In order to have the runtime of the ENet on my hardware (Tesla V100 GPU) as a benchmark, I was trying to measure it. Being aware of this issue #4, I took account of the torch.cuda.synchronize() command.
Measuring the time this way, I obtained 10,5 ms runtime for processing a single image.
However, I realized that I can not compute more than 6 depth images per second (while having a GPU load of 100 %), which indicated to me that something was wrong.
Doing further investigations, I came across the PyTorch profiler which seems to be the official tool for correct GPU time measurement . Measuring the time that way I got 150 ms, which is in accordance with my maximum frame rate, as data preprocessing on the CPU comes on top.

Is it possible, that the times you measured are still not the proper execution times of the network, but rather the kernel launch times ?

PyTorch profiler

Thanks for your interest! I have not used pytorch profile before. I would probably try it recently, but it will take some days.

Hi there, thank you very much for your excellent work and for publishing it.

I am trying to implement a "light weight" version of the ENet which aims to be faster in computation. In order to have the runtime of the ENet on my hardware (Tesla V100 GPU) as a benchmark, I was trying to measure it. Being aware of this issue #4, I took account of the torch.cuda.synchronize() command. Measuring the time this way, I obtained 10,5 ms runtime for processing a single image. However, I realized that I can not compute more than 6 depth images per second (while having a GPU load of 100 %), which indicated to me that something was wrong. Doing further investigations, I came across the PyTorch profiler which seems to be the official tool for correct GPU time measurement . Measuring the time that way I got 150 ms, which is in accordance with my maximum frame rate, as data preprocessing on the CPU comes on top.

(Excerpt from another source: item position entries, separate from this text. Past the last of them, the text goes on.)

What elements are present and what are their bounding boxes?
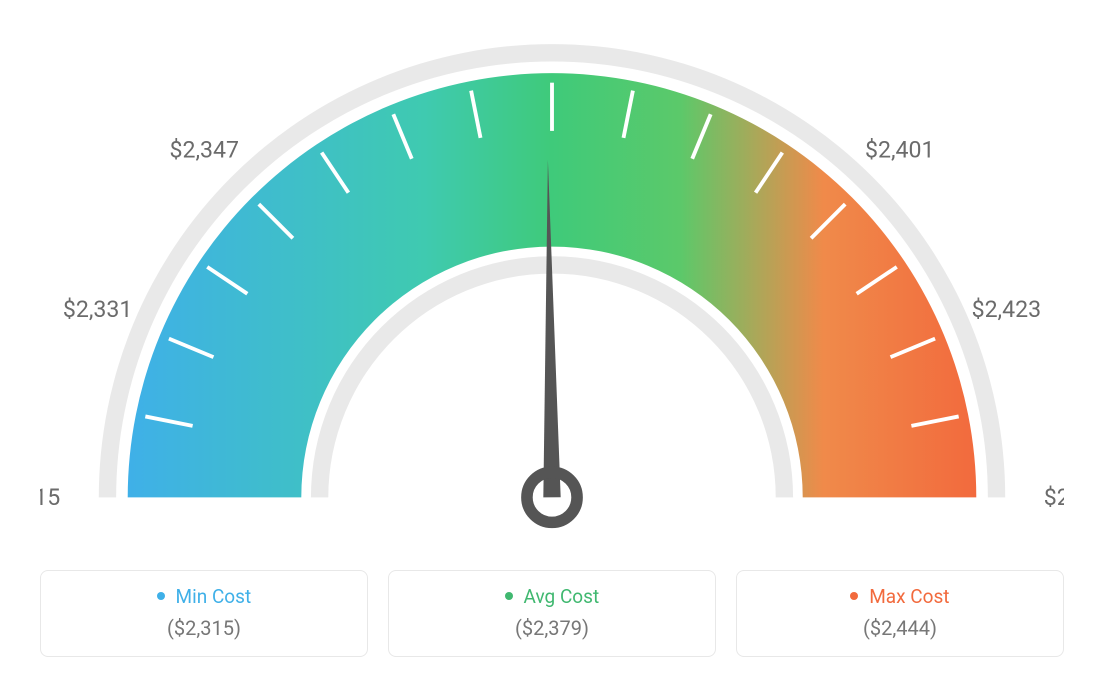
legend-bullet-avg bbox=[505, 592, 513, 600]
legend-card-avg: Avg Cost ($2,379) bbox=[388, 570, 716, 657]
svg-text:$2,401: $2,401 bbox=[865, 136, 935, 163]
gauge-svg: $2,315$2,331$2,347$2,379$2,401$2,423$2,4… bbox=[40, 20, 1064, 560]
legend-value-avg: ($2,379) bbox=[409, 616, 695, 640]
legend-label-text: Avg Cost bbox=[524, 585, 600, 608]
legend-label-text: Min Cost bbox=[176, 585, 252, 608]
legend-value-max: ($2,444) bbox=[757, 616, 1043, 640]
legend-bullet-max bbox=[850, 592, 858, 600]
legend-row: Min Cost ($2,315) Avg Cost ($2,379) Max … bbox=[40, 570, 1064, 657]
svg-text:$2,331: $2,331 bbox=[63, 296, 133, 323]
svg-text:$2,423: $2,423 bbox=[972, 296, 1042, 323]
legend-label: Max Cost bbox=[757, 585, 1043, 608]
gauge-chart: $2,315$2,331$2,347$2,379$2,401$2,423$2,4… bbox=[40, 20, 1064, 560]
svg-text:$2,347: $2,347 bbox=[169, 136, 239, 163]
svg-text:$2,444: $2,444 bbox=[1044, 484, 1064, 511]
legend-label: Min Cost bbox=[61, 585, 347, 608]
legend-card-max: Max Cost ($2,444) bbox=[736, 570, 1064, 657]
legend-label: Avg Cost bbox=[409, 585, 695, 608]
legend-value-min: ($2,315) bbox=[61, 616, 347, 640]
svg-text:$2,315: $2,315 bbox=[40, 484, 60, 511]
legend-label-text: Max Cost bbox=[869, 585, 949, 608]
legend-card-min: Min Cost ($2,315) bbox=[40, 570, 368, 657]
legend-bullet-min bbox=[157, 592, 165, 600]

Is it possible, that the times you measured are still not the proper execution times of the network, but rather the kernel launch times ?

Hi Marspit, I have just tested the runtime with a short script where a same tensor is fed into ENet for 100 times. The model has been warmed up and gradient calculation is forbidden. As I have no 2080ti now, the experiments are conducted on a 3090 without no other payload. Our results are:

(1) Measuring by time.time() (of course synchronized): 2.9389s
(2) Measuring by torch.cuda.event() reference: 2.9519s
(3) Measuring by torch.profiler.profile(activities=[torch.profiler.ProfilerActivity.CPU, torch.profiler.ProfilerActivity.CUDA]): GPU time 2.946s, CPU time 2.575s

So I don't think our measurement lead to such a large speed inconsistency up to 50%. From individual experiences IO interaction could be one performance bottleneck if some other programs are being executed at the same time.

Hi JUGGHM,
many thanks for checking my point and doing the new measurements. The times you measured in different ways seem pretty similar, not sure why I get such a difference measuring it with the Profiler and with time.time() with the synchronize command.
However, there seems to be a big difference to the time you state for the ENet on the 2080Ti GPU, which is 0,064 s vs the 2,9.. s you measured now.
Do you have a guess what the reason for this is? 2,9.. s seems pretty long on a GPU?

Hi JUGGHM, many thanks for checking my point and doing the new measurements. The times you measured in different ways seem pretty similar, not sure why I get such a difference measuring it with the Profiler and with time.time() with the synchronize command. However, there seems to be a big difference to the time you state for the ENet on the 2080Ti GPU, which is 0,064 s vs the 2,9.. s you measured now. Do you have a guess what the reason for this is? 2,9.. s seems pretty long on a GPU?

2.9s is for 100-time repetition on one 3090, indicating an inference speed of ~30ms per sample.